Karen Pentecost, who works at Kootenay Dental Arts, said she thought the visual elements of the plan were good, but that it doesn’t do much to address traffic and parking.
“In my dreams I’d like to see the streetcar coming all the way up to Baker Street so people could park away from Baker Street and have an alternative transport method,” said Pentecost.
“Because in North America people want to be driven or park right where they are shopping, so I don’t know if that is addressed here at all. There’s some changes in parking but I don’t know if addresses the volume of parking.”
The plan will cost several million dollars if city council adopts it the entirety of it.
Although no total price tag is included, the plan does give estimates for cost per block.
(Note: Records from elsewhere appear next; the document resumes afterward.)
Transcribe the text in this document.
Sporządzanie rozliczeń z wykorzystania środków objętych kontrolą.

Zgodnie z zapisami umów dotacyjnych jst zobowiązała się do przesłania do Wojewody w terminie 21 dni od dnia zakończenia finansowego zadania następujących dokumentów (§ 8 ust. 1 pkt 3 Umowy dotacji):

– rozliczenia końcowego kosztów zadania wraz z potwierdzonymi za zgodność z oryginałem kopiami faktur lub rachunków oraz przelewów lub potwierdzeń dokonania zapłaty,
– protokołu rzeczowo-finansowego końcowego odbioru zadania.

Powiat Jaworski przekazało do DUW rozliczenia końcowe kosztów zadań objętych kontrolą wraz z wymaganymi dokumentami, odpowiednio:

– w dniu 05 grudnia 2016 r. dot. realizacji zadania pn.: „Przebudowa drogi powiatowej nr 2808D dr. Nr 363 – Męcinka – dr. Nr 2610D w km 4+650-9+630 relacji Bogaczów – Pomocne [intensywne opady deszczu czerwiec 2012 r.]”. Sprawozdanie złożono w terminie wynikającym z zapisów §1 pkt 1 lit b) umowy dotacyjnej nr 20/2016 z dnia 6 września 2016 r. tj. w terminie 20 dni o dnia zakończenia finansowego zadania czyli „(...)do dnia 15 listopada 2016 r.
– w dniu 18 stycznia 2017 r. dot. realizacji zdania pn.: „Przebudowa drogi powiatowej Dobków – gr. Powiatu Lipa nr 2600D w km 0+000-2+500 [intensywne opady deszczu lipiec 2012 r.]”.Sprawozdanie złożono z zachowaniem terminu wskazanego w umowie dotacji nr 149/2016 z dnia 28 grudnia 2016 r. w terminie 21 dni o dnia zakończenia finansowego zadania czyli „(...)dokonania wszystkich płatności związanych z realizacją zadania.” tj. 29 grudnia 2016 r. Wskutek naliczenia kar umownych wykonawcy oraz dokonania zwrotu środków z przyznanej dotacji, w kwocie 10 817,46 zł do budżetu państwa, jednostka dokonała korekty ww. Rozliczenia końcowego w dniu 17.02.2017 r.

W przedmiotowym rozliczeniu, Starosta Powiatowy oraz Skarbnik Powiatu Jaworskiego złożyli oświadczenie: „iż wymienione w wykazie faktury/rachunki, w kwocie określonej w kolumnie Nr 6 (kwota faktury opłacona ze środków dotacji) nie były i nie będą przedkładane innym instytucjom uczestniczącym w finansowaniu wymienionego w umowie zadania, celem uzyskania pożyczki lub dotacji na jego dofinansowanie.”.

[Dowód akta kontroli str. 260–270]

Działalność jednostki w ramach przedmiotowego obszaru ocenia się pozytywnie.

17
A typical block on Baker, accounting for paving, site furnishings and plantings, would cost $658,140. Another option costs $836,240, while what’s referred to as premium blocks around areas such as Ward and Baker would cost $1.1 million.
Justin Pelant, who owns Ted Allen’s Jewellery, said he didn’t think there had been enough public consultation. He also questioned if the investment needed was really worth it.
“I think a lot more thought needs to be put into it. I think there’s a lot more money going out that could possibly put Baker Street at a standstill.”
Funding and parking were the two main concerns councillor Michael Dailly said he heard at the event. Funding, he said, can be found via provincial and federal grants. He also added the project will still take plenty of time to move forward, and will feature another opportunity for public consultation.
Dailly added reserves exist from residential taxes to repair roads, so money can be redirected towards the Baker Street renovations on a block-by-block basis as repairs are required. He also said the city would rely on grants to cover the cost of infrastructure work.
“People are interested,” said Dailly. “We’re not that big of a town. We have one downtown, it’s not like we can have two or three that can accommodate everyone. So I’m thinking everyone wants it their way and the way they see it. We have one to share with everyone, so everyone’s putting in their 10 cents.”